Une décision difficile
L’interruption de grossesse allait être un véritable parcours du combattant. Nous étions pétrifiés à l’idée de devoir passer à l’acte. Nous ne pouvions en parler à personne, et encore moins à nos parents respectifs. Très conservateurs, ils estimaient qu’avoir un enfant est une bénédiction de Dieu, peu importe le prix à payer et les sacrifices à consentir. Je me suis donc résolu à garder ce secret pour moi et de ne le partager avec personne. Après tout, c’était notre décision, notre vécu, notre vie intime. Je remarquais toutefois que ma femme avait des comportements ambivalents. Elle passait du rire aux larmes en un clin d’œil, et avait de gros moments de doute et de culpabilité. Mais nous finissons par nous rendre à l’évidence : garder cet enfant alors que nous étions encore sur les bancs de l’école serait une erreur. De plus, l’un de nous deux, (en l’occurrence elle) devait abandonner ses ambitions pour se consacrer au bébé.
La visite chez le premier gynécologue s’est très mal passée. Ce spécialiste a insinué que j’étais le méchant de l’histoire et que ma femme ne voulait pas avorter. Nous avons eu droit à une leçon de morale enrobée d’un sermon religieux culpabilisateur. Je me souviens que nous avons quitté le cabinet très affectés, en colère et déçus de voir qu’un jeune couple ne pouvait pas décider de son avenir sans être en butte aux jugements des Hommes, des lois et de la société. Étant étudiant en médecine, je connaissais d’autres praticiens qui ne rechignaient pas à effectuer des avortements clandestins. J’ai donc pris rendez-vous avec l’un d’eux. Ce dernier n’a pas essayé de nous dissuader car il estimait qu’il s’agissait d’une décision personnelle. Mais il fallait faire vite, car ma femme était déjà à un mois de grossesse. Le jour J, nous nous sommes rendus à la clinique indiquée par le gynécologue. L’accueil était froid et les regards du personnel accusateurs. À leurs yeux, nous étions des assassins !
Un sujet tabou
Dans la salle d’attente où je patientais, je ne pouvais m’empêcher de penser que j’aurais pu être dans ce même espace, mais attendant un heureux événement. J’avais honte. Je ne pouvais m’empêcher de penser à toutes ces personnes qui essaient d’avoir des enfants sans y parvenir. Sur le chemin du retour, un silence assourdissent s’est installé dans l’habitacle de la voiture. Un silence qui cache tellement de questionnements, “qu’avons-nous fait ? Avons-nous pris la bonne décision ?” Une fois à la maison, je me souviens que ma femme m’a dit : “c’était la bonne décision”, comme pour me rassurer. Les jours suivants ont été bien difficiles. Je veillais sur ma femme de peur qu’elle ne fasse une hémorragie, et je ressentais au plus profond de moi-même sa peine. Je me disais que tout était de ma faute. Il me semblait que ma femme vivait dans le déni, mais qu’au fond d’elle-même, elle n’avait pas oublié. Il est vrai que nous avions décidé de faire comme si tout cela était irréel… Au fil des semaines, je pensais de moins en moins à cette interruption volontaire de grossesse. En fait, j’y pensais beaucoup moins qu’elle. Dans son regard, je sentais qu’elle souffrait beaucoup plus que je ne l’avais imaginé. J’avais du mal à aborder le sujet avec elle, car je sentais que ces émotions ne m’appartenaient pas et que je devais me concentrer uniquement sur ce qu’elle ressentait.
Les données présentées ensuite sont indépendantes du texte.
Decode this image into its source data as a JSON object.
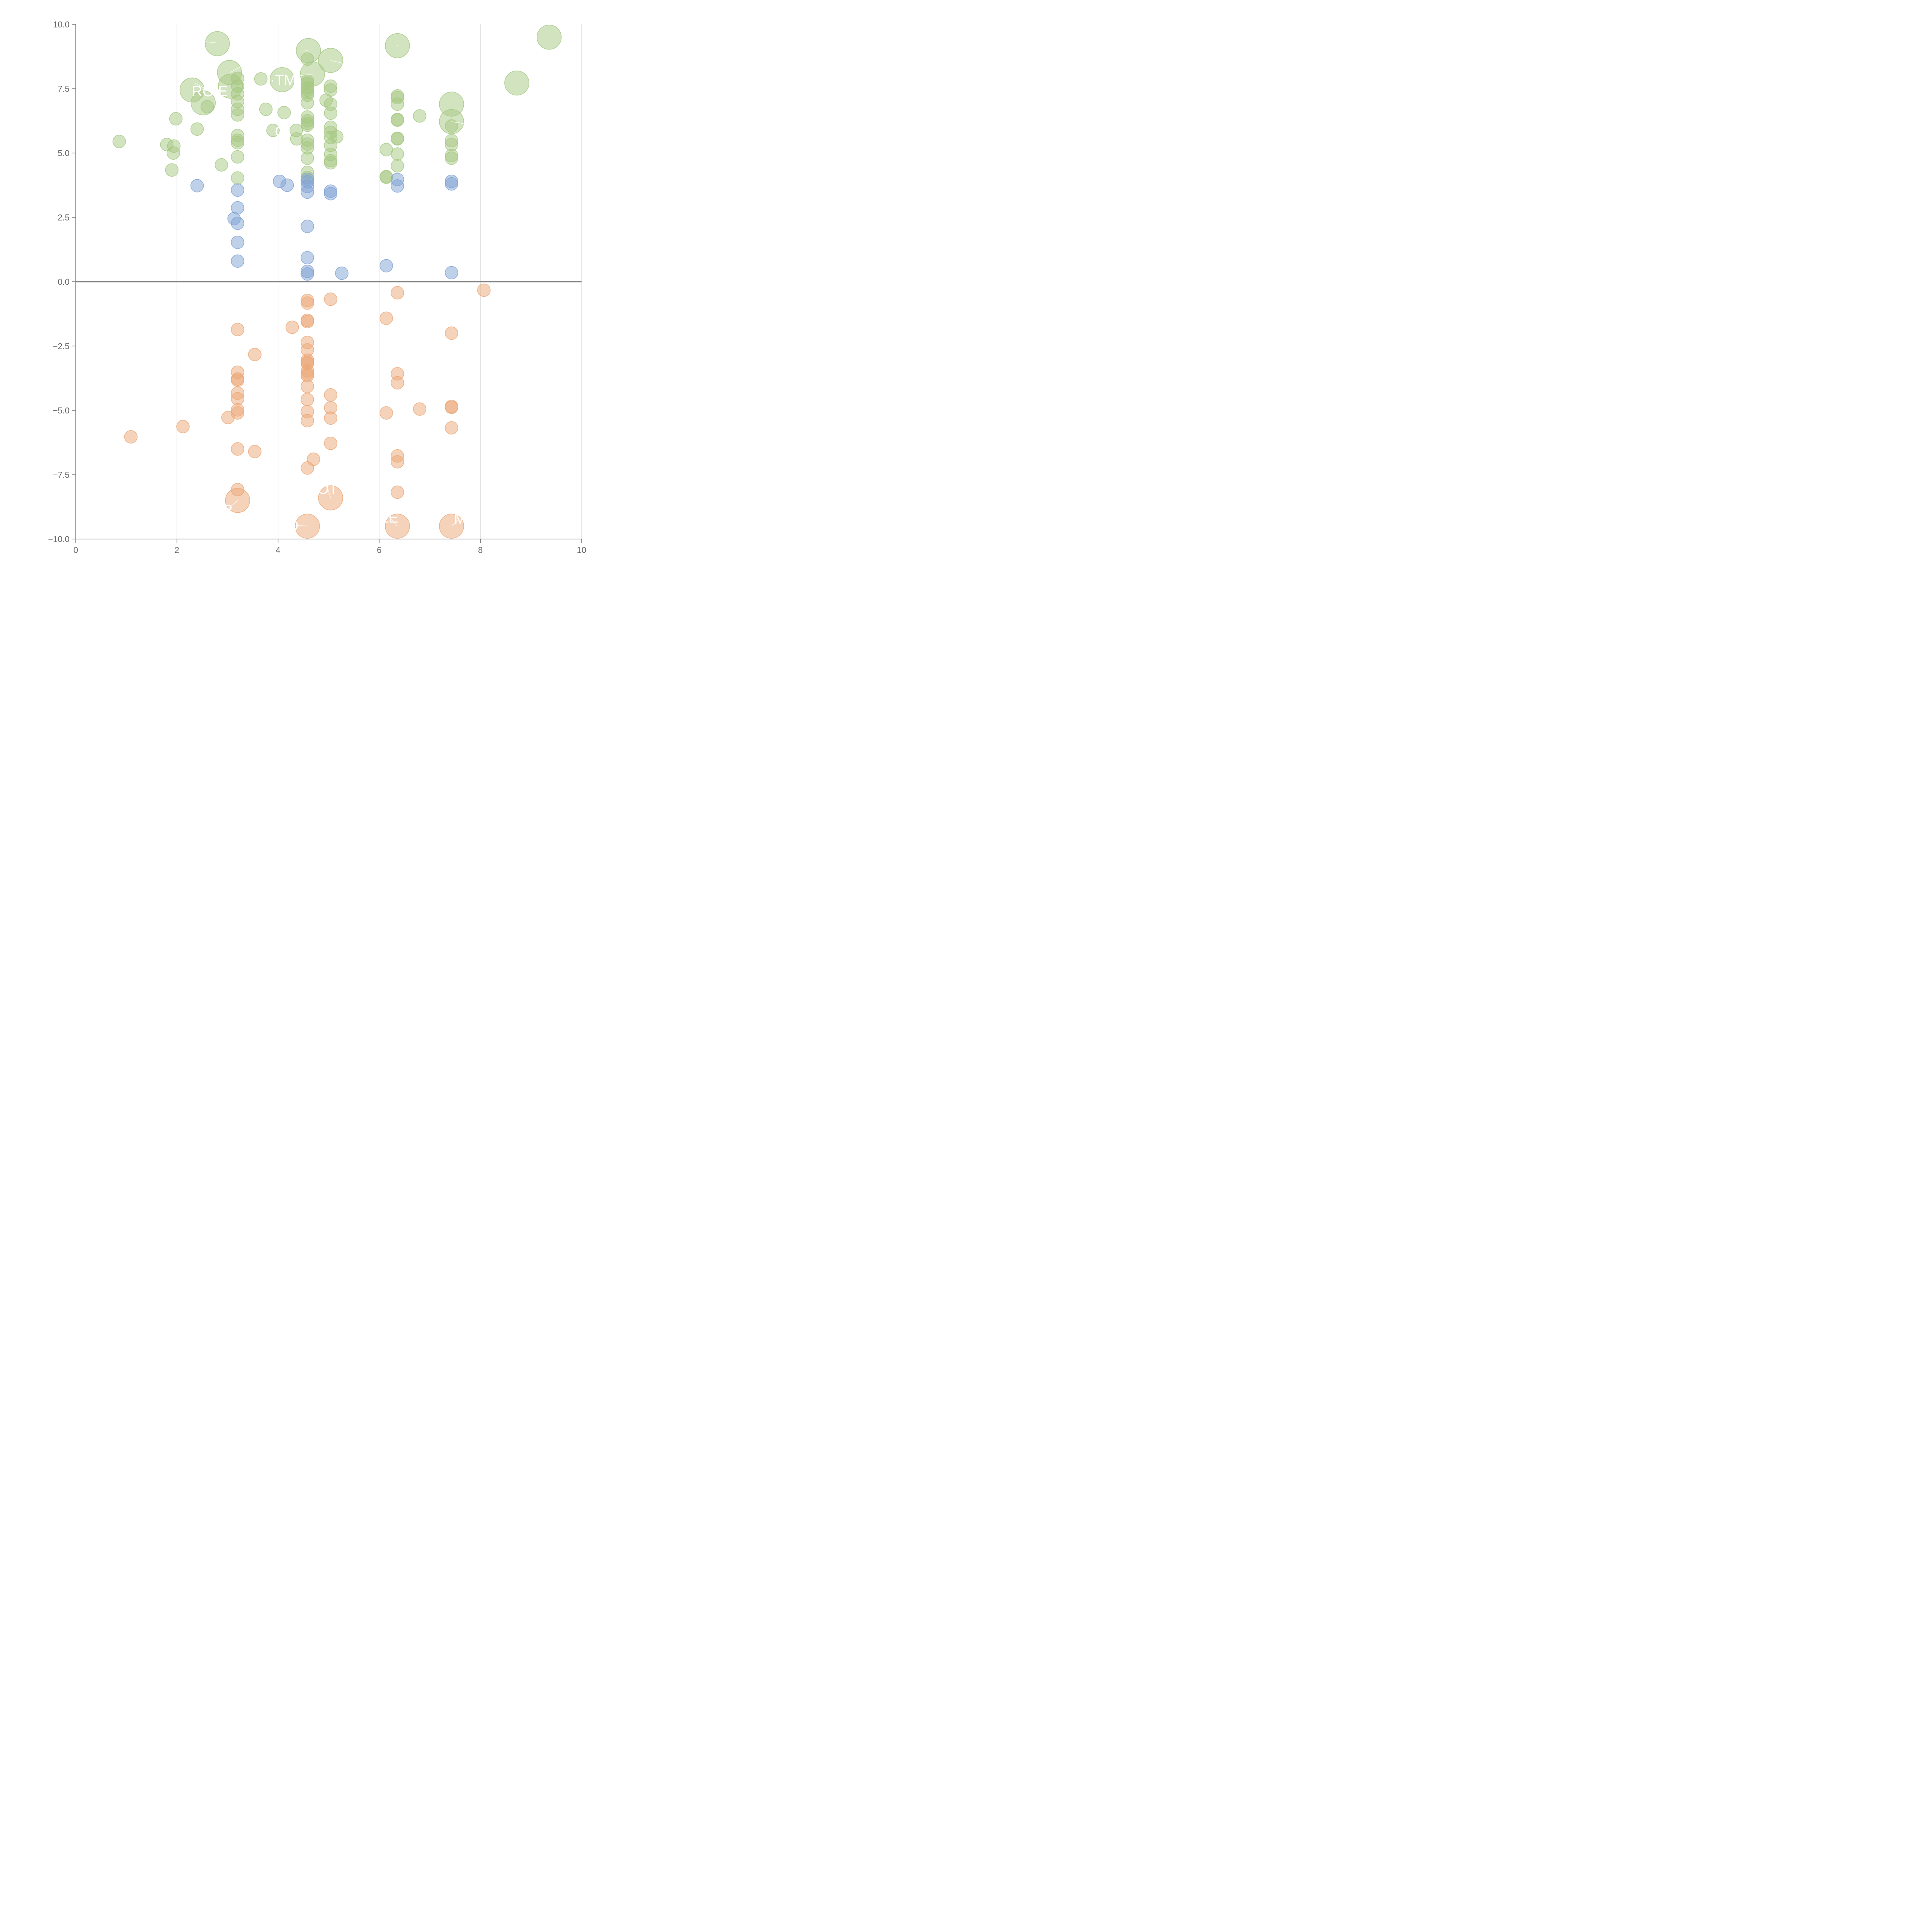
{
  "chart_data": {
    "type": "scatter",
    "title": "",
    "xlabel": "",
    "ylabel": "",
    "xlim": [
      0,
      10
    ],
    "ylim": [
      -10,
      10
    ],
    "x_ticks": [
      "0",
      "2",
      "4",
      "6",
      "8",
      "10"
    ],
    "y_ticks": [
      "10.0",
      "7.5",
      "5.0",
      "2.5",
      "0.0",
      "−2.5",
      "−5.0",
      "−7.5",
      "−10.0"
    ],
    "grid": {
      "vertical": true,
      "horizontal": false
    },
    "zero_line": true,
    "colors": {
      "green": "#a5c882",
      "blue": "#7fa1d3",
      "orange": "#eba775"
    },
    "series": [
      {
        "color_key": "green",
        "points": [
          [
            0.86,
            5.45,
            11
          ],
          [
            1.8,
            5.33,
            11
          ],
          [
            1.94,
            5.27,
            11
          ],
          [
            1.93,
            5.0,
            11
          ],
          [
            1.9,
            4.34,
            11
          ],
          [
            1.98,
            6.33,
            11
          ],
          [
            2.4,
            5.93,
            11
          ],
          [
            2.6,
            6.8,
            11
          ],
          [
            2.88,
            4.54,
            11
          ],
          [
            3.2,
            7.9,
            11
          ],
          [
            3.2,
            7.6,
            11
          ],
          [
            3.2,
            7.3,
            11
          ],
          [
            3.2,
            7.0,
            11
          ],
          [
            3.2,
            6.7,
            11
          ],
          [
            3.2,
            6.48,
            11
          ],
          [
            3.2,
            5.68,
            11
          ],
          [
            3.2,
            5.5,
            11
          ],
          [
            3.2,
            5.4,
            11
          ],
          [
            3.2,
            4.85,
            11
          ],
          [
            3.2,
            4.03,
            11
          ],
          [
            3.66,
            7.88,
            11
          ],
          [
            3.76,
            6.7,
            11
          ],
          [
            3.9,
            5.88,
            11
          ],
          [
            4.12,
            6.57,
            11
          ],
          [
            4.36,
            5.88,
            11
          ],
          [
            4.37,
            5.55,
            11
          ],
          [
            4.58,
            8.65,
            11
          ],
          [
            4.58,
            7.8,
            11
          ],
          [
            4.58,
            7.7,
            11
          ],
          [
            4.58,
            7.55,
            11
          ],
          [
            4.58,
            7.45,
            11
          ],
          [
            4.58,
            7.35,
            11
          ],
          [
            4.58,
            7.25,
            11
          ],
          [
            4.58,
            6.95,
            11
          ],
          [
            4.58,
            6.4,
            11
          ],
          [
            4.58,
            6.25,
            11
          ],
          [
            4.58,
            6.15,
            11
          ],
          [
            4.58,
            6.08,
            11
          ],
          [
            4.58,
            5.5,
            11
          ],
          [
            4.58,
            5.35,
            11
          ],
          [
            4.58,
            5.2,
            11
          ],
          [
            4.58,
            4.8,
            11
          ],
          [
            4.58,
            4.25,
            11
          ],
          [
            4.58,
            4.05,
            11
          ],
          [
            4.95,
            7.05,
            11
          ],
          [
            5.04,
            7.6,
            11
          ],
          [
            5.04,
            7.45,
            11
          ],
          [
            5.04,
            6.9,
            11
          ],
          [
            5.04,
            6.55,
            11
          ],
          [
            5.04,
            6.0,
            11
          ],
          [
            5.04,
            5.8,
            11
          ],
          [
            5.04,
            5.6,
            11
          ],
          [
            5.04,
            5.3,
            11
          ],
          [
            5.04,
            4.95,
            11
          ],
          [
            5.04,
            4.7,
            11
          ],
          [
            5.04,
            4.62,
            11
          ],
          [
            5.16,
            5.63,
            11
          ],
          [
            6.14,
            5.13,
            11
          ],
          [
            6.14,
            4.08,
            11
          ],
          [
            6.14,
            4.06,
            11
          ],
          [
            6.36,
            7.22,
            11
          ],
          [
            6.36,
            7.15,
            11
          ],
          [
            6.36,
            6.9,
            11
          ],
          [
            6.36,
            6.3,
            11
          ],
          [
            6.36,
            6.28,
            11
          ],
          [
            6.36,
            5.57,
            11
          ],
          [
            6.36,
            5.55,
            11
          ],
          [
            6.36,
            4.96,
            11
          ],
          [
            6.36,
            4.5,
            11
          ],
          [
            6.8,
            6.44,
            11
          ],
          [
            7.43,
            6.05,
            11
          ],
          [
            7.43,
            5.48,
            11
          ],
          [
            7.43,
            5.33,
            11
          ],
          [
            7.43,
            4.9,
            11
          ],
          [
            7.43,
            4.8,
            11
          ],
          [
            2.8,
            9.25,
            21
          ],
          [
            3.04,
            8.13,
            21
          ],
          [
            3.06,
            7.6,
            21
          ],
          [
            2.3,
            7.45,
            21
          ],
          [
            2.52,
            6.95,
            21
          ],
          [
            4.08,
            7.85,
            21
          ],
          [
            4.6,
            8.98,
            21
          ],
          [
            4.68,
            8.07,
            21
          ],
          [
            5.04,
            8.6,
            21
          ],
          [
            6.36,
            9.17,
            21
          ],
          [
            7.43,
            6.9,
            21
          ],
          [
            7.43,
            6.22,
            21
          ],
          [
            8.72,
            7.72,
            21
          ],
          [
            9.36,
            9.5,
            21
          ]
        ]
      },
      {
        "color_key": "blue",
        "points": [
          [
            2.4,
            3.73,
            11
          ],
          [
            3.2,
            3.56,
            11
          ],
          [
            3.2,
            2.87,
            11
          ],
          [
            3.13,
            2.45,
            11
          ],
          [
            3.2,
            2.27,
            11
          ],
          [
            3.2,
            1.53,
            11
          ],
          [
            3.2,
            0.8,
            11
          ],
          [
            4.03,
            3.9,
            11
          ],
          [
            4.18,
            3.75,
            11
          ],
          [
            4.58,
            3.98,
            11
          ],
          [
            4.58,
            3.88,
            11
          ],
          [
            4.58,
            3.7,
            11
          ],
          [
            4.58,
            3.48,
            11
          ],
          [
            4.58,
            2.15,
            11
          ],
          [
            4.58,
            0.93,
            11
          ],
          [
            4.58,
            0.4,
            11
          ],
          [
            4.58,
            0.3,
            11
          ],
          [
            5.04,
            3.52,
            11
          ],
          [
            5.04,
            3.42,
            11
          ],
          [
            5.26,
            0.33,
            11
          ],
          [
            6.14,
            0.62,
            11
          ],
          [
            6.36,
            3.97,
            11
          ],
          [
            6.36,
            3.72,
            11
          ],
          [
            7.43,
            3.9,
            11
          ],
          [
            7.43,
            3.8,
            11
          ],
          [
            7.43,
            0.35,
            11
          ]
        ]
      },
      {
        "color_key": "orange",
        "points": [
          [
            1.09,
            -6.03,
            11
          ],
          [
            2.12,
            -5.63,
            11
          ],
          [
            3.01,
            -5.28,
            11
          ],
          [
            3.2,
            -1.86,
            11
          ],
          [
            3.2,
            -3.52,
            11
          ],
          [
            3.2,
            -3.78,
            11
          ],
          [
            3.2,
            -3.83,
            11
          ],
          [
            3.2,
            -4.33,
            11
          ],
          [
            3.2,
            -4.55,
            11
          ],
          [
            3.2,
            -4.98,
            11
          ],
          [
            3.2,
            -5.1,
            11
          ],
          [
            3.2,
            -6.5,
            11
          ],
          [
            3.2,
            -8.08,
            11
          ],
          [
            3.54,
            -2.83,
            11
          ],
          [
            3.54,
            -6.6,
            11
          ],
          [
            4.28,
            -1.77,
            11
          ],
          [
            4.58,
            -0.73,
            11
          ],
          [
            4.58,
            -0.83,
            11
          ],
          [
            4.58,
            -1.5,
            11
          ],
          [
            4.58,
            -1.55,
            11
          ],
          [
            4.58,
            -2.36,
            11
          ],
          [
            4.58,
            -2.65,
            11
          ],
          [
            4.58,
            -3.05,
            11
          ],
          [
            4.58,
            -3.13,
            11
          ],
          [
            4.58,
            -3.18,
            11
          ],
          [
            4.58,
            -3.47,
            11
          ],
          [
            4.58,
            -3.58,
            11
          ],
          [
            4.58,
            -3.65,
            11
          ],
          [
            4.58,
            -4.07,
            11
          ],
          [
            4.58,
            -4.58,
            11
          ],
          [
            4.58,
            -5.05,
            11
          ],
          [
            4.58,
            -5.4,
            11
          ],
          [
            4.58,
            -7.24,
            11
          ],
          [
            4.7,
            -6.9,
            11
          ],
          [
            5.04,
            -0.68,
            11
          ],
          [
            5.04,
            -4.4,
            11
          ],
          [
            5.04,
            -4.9,
            11
          ],
          [
            5.04,
            -5.3,
            11
          ],
          [
            5.04,
            -6.28,
            11
          ],
          [
            6.14,
            -1.42,
            11
          ],
          [
            6.14,
            -5.1,
            11
          ],
          [
            6.36,
            -0.43,
            11
          ],
          [
            6.36,
            -3.58,
            11
          ],
          [
            6.36,
            -3.93,
            11
          ],
          [
            6.36,
            -6.77,
            11
          ],
          [
            6.36,
            -7.0,
            11
          ],
          [
            6.36,
            -8.18,
            11
          ],
          [
            6.8,
            -4.95,
            11
          ],
          [
            7.43,
            -2.0,
            11
          ],
          [
            7.43,
            -4.85,
            11
          ],
          [
            7.43,
            -4.88,
            11
          ],
          [
            7.43,
            -5.68,
            11
          ],
          [
            8.07,
            -0.33,
            11
          ],
          [
            3.2,
            -8.5,
            21
          ],
          [
            5.04,
            -8.4,
            21
          ],
          [
            4.58,
            -9.5,
            21
          ],
          [
            6.36,
            -9.5,
            21
          ],
          [
            7.43,
            -9.5,
            21
          ]
        ]
      }
    ],
    "annotations": [
      {
        "text": "",
        "x": 1.99,
        "y": 9.45,
        "tx": 2.78,
        "ty": 9.28
      },
      {
        "text": "",
        "x": 3.5,
        "y": 8.6,
        "tx": 3.05,
        "ty": 8.13
      },
      {
        "text": "·TM",
        "x": 4.1,
        "y": 7.85,
        "tx": 4.1,
        "ty": 7.85
      },
      {
        "text": "RO E",
        "x": 2.65,
        "y": 7.42,
        "tx": 2.35,
        "ty": 7.72
      },
      {
        "text": "",
        "x": 4.5,
        "y": 8.96,
        "tx": 4.6,
        "ty": 8.98
      },
      {
        "text": "",
        "x": 4.4,
        "y": 8.0,
        "tx": 4.68,
        "ty": 8.07
      },
      {
        "text": "",
        "x": 5.35,
        "y": 8.45,
        "tx": 5.04,
        "ty": 8.6
      },
      {
        "text": "",
        "x": 6.36,
        "y": 9.2,
        "tx": 6.36,
        "ty": 9.17
      },
      {
        "text": "G",
        "x": 4.05,
        "y": 5.85,
        "tx": 4.03,
        "ty": 5.85
      },
      {
        "text": "",
        "x": 7.43,
        "y": 6.9,
        "tx": 7.43,
        "ty": 6.9
      },
      {
        "text": "",
        "x": 7.95,
        "y": 6.05,
        "tx": 7.43,
        "ty": 6.22
      },
      {
        "text": "",
        "x": 8.72,
        "y": 7.75,
        "tx": 8.72,
        "ty": 7.72
      },
      {
        "text": "",
        "x": 9.36,
        "y": 9.5,
        "tx": 9.36,
        "ty": 9.5
      },
      {
        "text": "·",
        "x": 1.99,
        "y": 2.5,
        "tx": 1.99,
        "ty": 2.5
      },
      {
        "text": "R",
        "x": 3.0,
        "y": -8.85,
        "tx": 3.2,
        "ty": -8.5
      },
      {
        "text": "OT",
        "x": 4.98,
        "y": -8.03,
        "tx": 5.04,
        "ty": -8.4
      },
      {
        "text": "D",
        "x": 4.3,
        "y": -9.45,
        "tx": 4.58,
        "ty": -9.5
      },
      {
        "text": "LE",
        "x": 6.2,
        "y": -9.15,
        "tx": 6.36,
        "ty": -9.5
      },
      {
        "text": "M",
        "x": 7.6,
        "y": -9.2,
        "tx": 7.43,
        "ty": -9.5
      }
    ]
  }
}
Je pense que c’est l’une des raisons qui fait qu’il est difficile d’avoir une discussion ouverte sur l’avortement. De cette expérience, je retiens que notre couple s’en est sorti sans trop de dégâts. Il a fallu beaucoup de résilience, de patience et de compréhension pour continuer notre chemin et notre vie à deux… Des années plus tard, nous avons retrouvé la force de faire un enfant, car nous avions le sentiment de devoir un enfant à la vie, au destin.